Host: Karen Moxon, PhD, moxon@ucdavis.edu 

This event has both in-person and remote options. Please follow the safety precautions in effect at the time of the event (link).

Registration link: 

https://tinyurl.com/NeuroengDec22

Abstract

Brain-machine interfaces (BMIs) change how the brain sends and receives information from the environment, opening new ways to treat neurological disorders. For instance, motor BMIs directly map neural activity to the movements of an external device to restore movements to paralyzed people.  Recent work highlights that BMIs do not simply “decode” subjects’ intentions—they effectively create a new motor system the brain learns to control. In this talk, I'll highlight the opportunities and challenges that arise in closed-loop BMIs where users learn and adapt. I'll present new work that suggests brain-device interactions can lead to potentially sub-optimal overall performance in BMIs if decoding algorithms do not take brain learning into account. I'll then discuss new directions in the lab developing computational and neurophysiological tools to actively shape or "engineer" learning to optimize overall BMI performance.

Bio

Dr.
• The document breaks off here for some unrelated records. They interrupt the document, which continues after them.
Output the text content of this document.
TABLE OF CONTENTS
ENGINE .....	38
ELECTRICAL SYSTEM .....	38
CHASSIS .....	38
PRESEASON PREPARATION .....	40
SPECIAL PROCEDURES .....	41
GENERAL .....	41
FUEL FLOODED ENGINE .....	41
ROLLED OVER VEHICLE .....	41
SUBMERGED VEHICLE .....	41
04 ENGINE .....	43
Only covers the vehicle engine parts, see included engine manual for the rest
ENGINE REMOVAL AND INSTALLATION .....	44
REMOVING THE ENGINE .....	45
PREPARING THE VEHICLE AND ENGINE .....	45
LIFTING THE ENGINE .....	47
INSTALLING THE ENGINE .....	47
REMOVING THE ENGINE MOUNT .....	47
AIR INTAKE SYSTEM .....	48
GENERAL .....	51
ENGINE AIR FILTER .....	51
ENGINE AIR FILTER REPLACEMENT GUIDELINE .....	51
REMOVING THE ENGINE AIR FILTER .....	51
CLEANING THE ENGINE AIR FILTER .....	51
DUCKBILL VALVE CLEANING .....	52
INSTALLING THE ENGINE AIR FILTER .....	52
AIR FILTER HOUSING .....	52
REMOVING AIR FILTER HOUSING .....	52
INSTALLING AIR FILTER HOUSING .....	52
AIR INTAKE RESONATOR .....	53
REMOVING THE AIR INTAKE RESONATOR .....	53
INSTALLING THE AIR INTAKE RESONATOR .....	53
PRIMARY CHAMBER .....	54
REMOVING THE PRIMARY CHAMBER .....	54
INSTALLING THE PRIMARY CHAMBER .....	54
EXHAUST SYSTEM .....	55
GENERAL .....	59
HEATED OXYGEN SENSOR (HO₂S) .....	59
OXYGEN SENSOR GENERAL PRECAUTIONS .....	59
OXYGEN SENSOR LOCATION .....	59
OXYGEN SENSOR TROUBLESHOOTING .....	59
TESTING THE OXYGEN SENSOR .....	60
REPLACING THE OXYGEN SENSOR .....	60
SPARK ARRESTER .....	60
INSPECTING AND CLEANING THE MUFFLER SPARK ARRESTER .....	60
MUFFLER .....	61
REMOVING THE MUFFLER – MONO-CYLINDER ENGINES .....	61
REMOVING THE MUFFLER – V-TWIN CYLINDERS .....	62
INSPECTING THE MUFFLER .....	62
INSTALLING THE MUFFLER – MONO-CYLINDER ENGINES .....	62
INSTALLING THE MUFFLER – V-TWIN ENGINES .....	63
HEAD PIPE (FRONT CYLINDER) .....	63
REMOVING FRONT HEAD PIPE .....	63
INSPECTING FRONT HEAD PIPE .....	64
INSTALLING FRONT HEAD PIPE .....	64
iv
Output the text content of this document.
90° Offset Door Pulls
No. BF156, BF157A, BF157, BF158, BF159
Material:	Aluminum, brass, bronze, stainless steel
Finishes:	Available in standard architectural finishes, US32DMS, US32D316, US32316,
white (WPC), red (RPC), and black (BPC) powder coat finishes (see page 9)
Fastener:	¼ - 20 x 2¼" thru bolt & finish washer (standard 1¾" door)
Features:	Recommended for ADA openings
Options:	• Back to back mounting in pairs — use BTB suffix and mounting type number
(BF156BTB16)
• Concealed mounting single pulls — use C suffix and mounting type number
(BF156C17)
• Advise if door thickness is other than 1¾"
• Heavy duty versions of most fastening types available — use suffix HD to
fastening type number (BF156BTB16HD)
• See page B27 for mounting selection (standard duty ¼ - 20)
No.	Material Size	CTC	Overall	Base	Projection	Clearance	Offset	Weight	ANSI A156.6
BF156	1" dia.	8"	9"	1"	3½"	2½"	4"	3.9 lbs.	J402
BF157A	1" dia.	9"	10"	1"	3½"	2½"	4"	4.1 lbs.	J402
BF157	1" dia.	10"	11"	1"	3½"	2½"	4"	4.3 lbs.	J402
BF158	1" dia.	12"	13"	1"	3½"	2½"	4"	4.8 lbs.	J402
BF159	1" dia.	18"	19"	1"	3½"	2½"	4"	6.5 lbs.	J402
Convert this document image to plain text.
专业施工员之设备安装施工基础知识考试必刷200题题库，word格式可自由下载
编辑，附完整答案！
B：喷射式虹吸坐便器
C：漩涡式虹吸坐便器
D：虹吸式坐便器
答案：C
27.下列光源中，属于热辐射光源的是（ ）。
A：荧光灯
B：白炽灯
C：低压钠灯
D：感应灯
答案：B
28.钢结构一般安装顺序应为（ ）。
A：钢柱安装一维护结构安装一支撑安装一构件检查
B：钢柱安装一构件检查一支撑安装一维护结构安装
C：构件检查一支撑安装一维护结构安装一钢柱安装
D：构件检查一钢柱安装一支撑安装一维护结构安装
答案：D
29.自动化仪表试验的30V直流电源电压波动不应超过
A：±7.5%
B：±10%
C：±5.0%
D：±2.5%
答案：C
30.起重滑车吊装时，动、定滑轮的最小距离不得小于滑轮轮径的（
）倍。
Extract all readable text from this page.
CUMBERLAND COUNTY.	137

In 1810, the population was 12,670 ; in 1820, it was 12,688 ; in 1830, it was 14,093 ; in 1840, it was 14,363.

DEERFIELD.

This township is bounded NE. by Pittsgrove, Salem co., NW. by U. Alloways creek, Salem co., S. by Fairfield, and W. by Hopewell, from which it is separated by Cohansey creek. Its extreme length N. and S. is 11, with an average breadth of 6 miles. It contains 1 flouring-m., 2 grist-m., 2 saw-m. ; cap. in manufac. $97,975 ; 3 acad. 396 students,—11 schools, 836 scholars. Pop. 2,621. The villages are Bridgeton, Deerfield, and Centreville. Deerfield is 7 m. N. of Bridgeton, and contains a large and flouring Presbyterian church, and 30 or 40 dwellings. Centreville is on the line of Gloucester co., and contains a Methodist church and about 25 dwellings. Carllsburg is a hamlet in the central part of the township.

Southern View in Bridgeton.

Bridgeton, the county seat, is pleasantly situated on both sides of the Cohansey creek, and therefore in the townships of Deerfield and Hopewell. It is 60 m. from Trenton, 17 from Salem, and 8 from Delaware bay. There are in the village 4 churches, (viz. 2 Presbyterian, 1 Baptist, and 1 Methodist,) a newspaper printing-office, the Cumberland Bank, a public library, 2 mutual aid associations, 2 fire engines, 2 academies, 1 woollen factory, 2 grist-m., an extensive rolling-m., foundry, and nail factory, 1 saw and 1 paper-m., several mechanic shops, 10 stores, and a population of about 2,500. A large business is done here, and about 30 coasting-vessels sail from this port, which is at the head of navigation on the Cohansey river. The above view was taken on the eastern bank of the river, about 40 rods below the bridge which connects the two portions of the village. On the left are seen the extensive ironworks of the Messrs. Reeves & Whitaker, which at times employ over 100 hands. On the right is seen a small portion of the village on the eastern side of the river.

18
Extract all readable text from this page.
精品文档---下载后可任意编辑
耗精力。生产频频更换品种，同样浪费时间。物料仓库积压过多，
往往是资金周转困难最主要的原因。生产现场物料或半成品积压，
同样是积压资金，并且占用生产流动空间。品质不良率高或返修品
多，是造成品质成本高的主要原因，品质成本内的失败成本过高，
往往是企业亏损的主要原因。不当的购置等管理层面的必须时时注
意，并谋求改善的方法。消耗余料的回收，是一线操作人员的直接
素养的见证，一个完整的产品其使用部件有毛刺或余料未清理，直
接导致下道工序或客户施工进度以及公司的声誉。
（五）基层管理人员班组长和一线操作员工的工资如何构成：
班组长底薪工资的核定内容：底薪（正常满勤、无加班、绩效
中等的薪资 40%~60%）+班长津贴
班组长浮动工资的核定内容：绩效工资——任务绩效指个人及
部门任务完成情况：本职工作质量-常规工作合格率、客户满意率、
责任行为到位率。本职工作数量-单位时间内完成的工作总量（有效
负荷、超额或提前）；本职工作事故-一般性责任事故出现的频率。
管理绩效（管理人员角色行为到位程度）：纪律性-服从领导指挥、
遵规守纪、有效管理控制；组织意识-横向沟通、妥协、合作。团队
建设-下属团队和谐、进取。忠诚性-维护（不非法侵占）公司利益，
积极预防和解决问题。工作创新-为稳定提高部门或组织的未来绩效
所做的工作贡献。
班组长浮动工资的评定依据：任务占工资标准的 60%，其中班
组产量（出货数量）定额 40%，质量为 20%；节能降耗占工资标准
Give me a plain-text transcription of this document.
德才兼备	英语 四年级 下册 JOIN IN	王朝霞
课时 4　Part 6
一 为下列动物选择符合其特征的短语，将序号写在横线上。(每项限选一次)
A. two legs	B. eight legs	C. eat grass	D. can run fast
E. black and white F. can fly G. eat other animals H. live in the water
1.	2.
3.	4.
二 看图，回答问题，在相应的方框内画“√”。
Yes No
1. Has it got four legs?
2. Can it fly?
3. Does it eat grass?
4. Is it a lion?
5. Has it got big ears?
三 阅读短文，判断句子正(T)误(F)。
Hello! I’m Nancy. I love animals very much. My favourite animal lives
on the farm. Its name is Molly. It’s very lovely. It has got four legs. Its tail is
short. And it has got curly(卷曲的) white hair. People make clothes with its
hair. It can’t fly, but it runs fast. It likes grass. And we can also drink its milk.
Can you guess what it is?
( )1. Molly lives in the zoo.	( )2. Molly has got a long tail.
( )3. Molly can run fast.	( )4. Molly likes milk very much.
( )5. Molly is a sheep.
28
Amy Orsborn is a Clare Boothe Luce Assistant Professor in Electrical & Computer Engineering and Bioengineering at the University of Washington. She's also a core staff scientist at the Washington National Primate Research Center. She works at the intersection of engineering and neuroscience to develop neural interfaces to restore motor function. Among her honors, she received a L’Oreal USA for Women in Science postdoctoral award, the L'Oreal USA Changing The Face of STEM award, a Google Faculty Research Award, an Interdisciplinary Rehabilitation Engineering research fellowship, and a pilot award from the Simons Foundation Collaboration on the Global Brain.  She completed her Ph.D. at the UC Berkeley/UCSF Joint Graduate Program in Bioengineering, and was a postdoctoral researcher at NYU’s Center for Neural Science.